The Wisconsin Badger volleyball team heads to the 2003 NCAA tournament this weekend in College Station, Texas, for its eighth consecutive and 12th overall NCAA appearance. The Badgers (21-10) will face the 21st-ranked Arizona (17-4) in the first round of play Friday.
The team is disappointed that it is not hosting first round, and it is more frustrating because Michigan State, which placed sixth in the conference standings, is hosting. Wisconsin has hosted the tournament the past three years, and this year being on the road will only fuel the Badgers’ desire to win.
“I can never predict the NCAA tournament pairings,” UW head coach Pete Waite said after the announcement. “It’s hard to understand why some people host. I actually thought we might stay and have to play against a Big Ten team — maybe Minnesota or at Illinois. But we’re traveling now; that surprises me.”
The Badgers finished off the Big Ten season in fourth place, the lowest placing for the team since 1996, when they were fifth. The Badgers are not discouraged by their ranking and are ready to show the Wildcats how Midwest volleyball is played.
The Wildcats are competing in their 19th NCAA tournament, having made the last eight in a row. Arizona finished fifth in the Pac-10 conference, which features top California teams like USC.
The team is led by 2002 AVCA National Freshman of the Year Kim Glass, a 6-foot-2 outside hitter that the Wildcats depend upon heavily. Glass, Arizona’s leader in nearly every statistical category, finished as the top player in Pac-10 play in kills per game (5.83) and points per game (6.73) and fourth in service aces per game (0.42). She finished the conference season with 385 kills on .251 hitting, 28 service aces, 202 digs and 53 total blocks. Glass was also named All Pac-10, which is the second all-conference recognition of her career, and she is just a sophomore.
“I am anxious to play against a really good player,” senior hitter Lisa Zukowski said. “We have been preparing to play her,but we have been working hard on our passing and just playing well. We are doing a lot of fundamentals.”
“We have been preparing for her in practice. We have been practicing right-side blocking, left-side digging, just preparing for anything,” setter Morgan Shields said. “I think if we can hold Kim down we have a really good chance of winning first round.”
Classmates Bre Ladd and Jennifer Abernathy were also both recognized by the conference coaches with honorable mention all-conference honors. Ladd led all Arizona players with a .329 hitting percentage against conference competition and finished with a 1.08 blocks-per-game average. Abernathy was second only to Glass on the Arizona roster in kills against Pac-10 teams, finishing with 223 (3.54 kills per game). The Badgers will have to contain all of the Wildcats’ top hitters.
Both the Pac-10 and the Big Ten are strong volleyball conferences, but the style of play is different. The Badgers have come to the point in the season where they are playing consistently.

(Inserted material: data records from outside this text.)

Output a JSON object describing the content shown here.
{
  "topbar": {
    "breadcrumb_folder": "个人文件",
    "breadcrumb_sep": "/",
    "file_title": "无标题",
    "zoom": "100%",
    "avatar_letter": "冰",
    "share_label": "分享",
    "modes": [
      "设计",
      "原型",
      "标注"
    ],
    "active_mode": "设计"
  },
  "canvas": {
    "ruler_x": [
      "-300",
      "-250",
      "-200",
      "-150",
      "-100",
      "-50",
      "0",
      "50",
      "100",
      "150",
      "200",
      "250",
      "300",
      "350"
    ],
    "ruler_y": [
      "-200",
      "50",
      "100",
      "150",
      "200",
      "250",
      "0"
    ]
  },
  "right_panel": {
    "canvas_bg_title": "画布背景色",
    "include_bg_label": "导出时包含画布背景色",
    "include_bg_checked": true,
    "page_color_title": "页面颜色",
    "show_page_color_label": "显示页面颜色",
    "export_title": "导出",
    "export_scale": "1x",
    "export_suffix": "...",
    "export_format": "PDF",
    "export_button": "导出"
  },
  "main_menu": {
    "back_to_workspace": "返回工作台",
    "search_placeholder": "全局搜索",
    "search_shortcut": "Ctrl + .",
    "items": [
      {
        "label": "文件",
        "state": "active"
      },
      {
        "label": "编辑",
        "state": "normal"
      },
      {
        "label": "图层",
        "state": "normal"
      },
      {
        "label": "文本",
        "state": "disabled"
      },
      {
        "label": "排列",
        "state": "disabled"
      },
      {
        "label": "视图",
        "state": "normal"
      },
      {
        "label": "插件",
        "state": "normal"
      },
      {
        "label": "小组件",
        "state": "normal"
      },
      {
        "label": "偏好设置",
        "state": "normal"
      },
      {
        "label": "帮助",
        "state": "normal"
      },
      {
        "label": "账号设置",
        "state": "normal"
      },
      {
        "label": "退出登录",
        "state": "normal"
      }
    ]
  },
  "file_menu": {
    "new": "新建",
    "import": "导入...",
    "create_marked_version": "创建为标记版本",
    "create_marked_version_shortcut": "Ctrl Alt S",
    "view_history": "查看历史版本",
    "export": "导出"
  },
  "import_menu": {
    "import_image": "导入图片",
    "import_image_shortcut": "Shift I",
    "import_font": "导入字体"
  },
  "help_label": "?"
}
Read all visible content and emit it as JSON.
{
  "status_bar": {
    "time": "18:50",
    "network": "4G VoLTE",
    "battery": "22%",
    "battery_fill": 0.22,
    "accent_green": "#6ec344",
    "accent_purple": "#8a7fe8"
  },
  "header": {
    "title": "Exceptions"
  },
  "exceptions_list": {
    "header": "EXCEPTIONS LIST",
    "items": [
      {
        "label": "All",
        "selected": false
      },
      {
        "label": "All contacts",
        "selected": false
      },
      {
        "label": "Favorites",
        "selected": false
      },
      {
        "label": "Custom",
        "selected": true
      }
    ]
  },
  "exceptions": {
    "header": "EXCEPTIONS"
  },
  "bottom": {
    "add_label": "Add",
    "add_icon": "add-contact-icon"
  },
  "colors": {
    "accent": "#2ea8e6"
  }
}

Wisconsin will also head into the game with nothing to lose, and it has the advantage of being an older, more-experienced team than the young Wildcats.
“We want to see how they react under pressure and, if anything, they should be intimidated by us,” Zukowski said. “The seniors on this team have played a lot of different teams outside the conference, and we have been to the tournament before. I think that is a major advantage that we have.”
With that, the Badgers head to Texas in hopes of continuing their run and showing all the other conferences how good Big Ten volleyball is.
“As a whole, we have absolutely nothing to lose. So, it is going to be all out, everything we got, enjoy what we have left, and just play as hard as we can,” Shields said. “In a way, it is going to be a fun run either way.”
If the Badgers win Friday night, they will play either Texas A&M (21-9) or Nicholls State (18-4) for the second round of play.